SKETCH OF GEORGE ENGELMANN, M. D.

THE United States has had many botanists who, making the best use of the immense resources of fresh material which our large and virgin country afforded, have made extensive and important additions to the scope of their science. None among them, perhaps—unless we make a single exception—has done better work in this line and made more valuable contributions than Dr. George Engelmann. "More than fifty years ago," says Dr. Asa Gray, in his sketch of him, "his oldest associates in this country—one of them his survivor—dedicated to him a monotypical genus of plants, a native of the plains over whose borders the young immigrant on his arrival wandered solitary and disheartened. Since then the name of Engelmann has, by his own resources and authorship, become unalterably associated with the buffalo-grass of the plains, the noblest conifers in the Rocky Mountains, the most stately cactus in the world, and with most of the associated species, as well as with many other plants, of which perhaps only the annals of botany may take account."

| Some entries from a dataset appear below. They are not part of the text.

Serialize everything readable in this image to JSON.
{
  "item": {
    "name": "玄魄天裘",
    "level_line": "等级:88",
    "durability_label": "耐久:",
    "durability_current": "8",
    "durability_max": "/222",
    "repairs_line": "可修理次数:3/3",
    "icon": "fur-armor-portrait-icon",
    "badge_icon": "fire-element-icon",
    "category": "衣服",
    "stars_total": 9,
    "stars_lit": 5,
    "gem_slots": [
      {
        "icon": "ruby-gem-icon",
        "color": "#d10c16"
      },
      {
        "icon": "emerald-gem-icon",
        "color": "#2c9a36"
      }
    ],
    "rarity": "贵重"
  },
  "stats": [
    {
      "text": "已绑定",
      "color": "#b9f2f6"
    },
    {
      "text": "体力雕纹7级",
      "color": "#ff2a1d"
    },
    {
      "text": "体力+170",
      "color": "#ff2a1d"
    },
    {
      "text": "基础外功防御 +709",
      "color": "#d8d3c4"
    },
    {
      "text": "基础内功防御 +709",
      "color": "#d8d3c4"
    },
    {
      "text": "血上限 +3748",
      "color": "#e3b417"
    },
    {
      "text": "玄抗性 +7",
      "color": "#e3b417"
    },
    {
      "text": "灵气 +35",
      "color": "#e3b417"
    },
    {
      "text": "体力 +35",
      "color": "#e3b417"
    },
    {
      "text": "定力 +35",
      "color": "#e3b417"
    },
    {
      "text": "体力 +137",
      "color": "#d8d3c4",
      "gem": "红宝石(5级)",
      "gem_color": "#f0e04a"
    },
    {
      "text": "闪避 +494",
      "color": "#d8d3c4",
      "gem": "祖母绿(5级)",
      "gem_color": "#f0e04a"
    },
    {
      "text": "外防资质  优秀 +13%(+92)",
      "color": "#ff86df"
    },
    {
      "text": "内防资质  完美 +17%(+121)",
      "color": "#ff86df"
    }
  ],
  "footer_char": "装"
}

George Engelmann was born at Frankfort-on-the-Main, February 2, 1809, and died in St. Louis, Missouri, February 4, 1884. He came of a family of clergymen who had been settled for several generations as pastors at Bacharach on the Rhine, and was the eldest of thirteen children. His father was director of a school for girls at Frankfort. He went through the usual course of gymnasia! instruction in that city, and there acquired his taste for scientific studies, which was stimulated under the inspiration given by the Leuckenberg Philosophical Society, a body to which the journey of Rupell, one of its members, in Nubia, Kordofan, Arabia Petræa, and Abyssinia, had given considerable renown. In the spring of 1827, when he was eighteen years old, he entered the University of Heidelberg, where he met as fellow-students Alexander Braun, who afterward became an eminent botanist, and Carl Schimper, whose name is associated with the early history of phyllotaxy. A close fellowship, which lasted through Braun's life, sprang up between him and Braun, and they were accustomed, at their evening meetings, to discuss questions of the physiology and morphology of plants. Here he also met and made friends with Agassiz, who afterward became a brother-in-law of Braun's. In 1828 he removed, in consequence of a political incident at Heidelberg, to the University of Berlin, whence, after two years of residence there, he went to Würzburg, and there took the degree of Doctor of Medicine in 1831. His graduating thesis, "De Antholysi Prodromus" a morphological dissertation on the study of monstrosities, illustrated with his own drawings, was an important contribution to teratology, and has held a prominent place in the literature of morphology. Having been brought under the notice of Goethe, who had forty years before published an essay on the morphology of plants, only four weeks before his death, that great author testified his appreciation of the mastery which the young botanist had attained of the subject by offering to present to him the unpublished notes and sketches which he had accumulated. Engelmann's original manuscript of the thesis, with his drawings, is now preserved in the library of the Herbarium of Harvard University.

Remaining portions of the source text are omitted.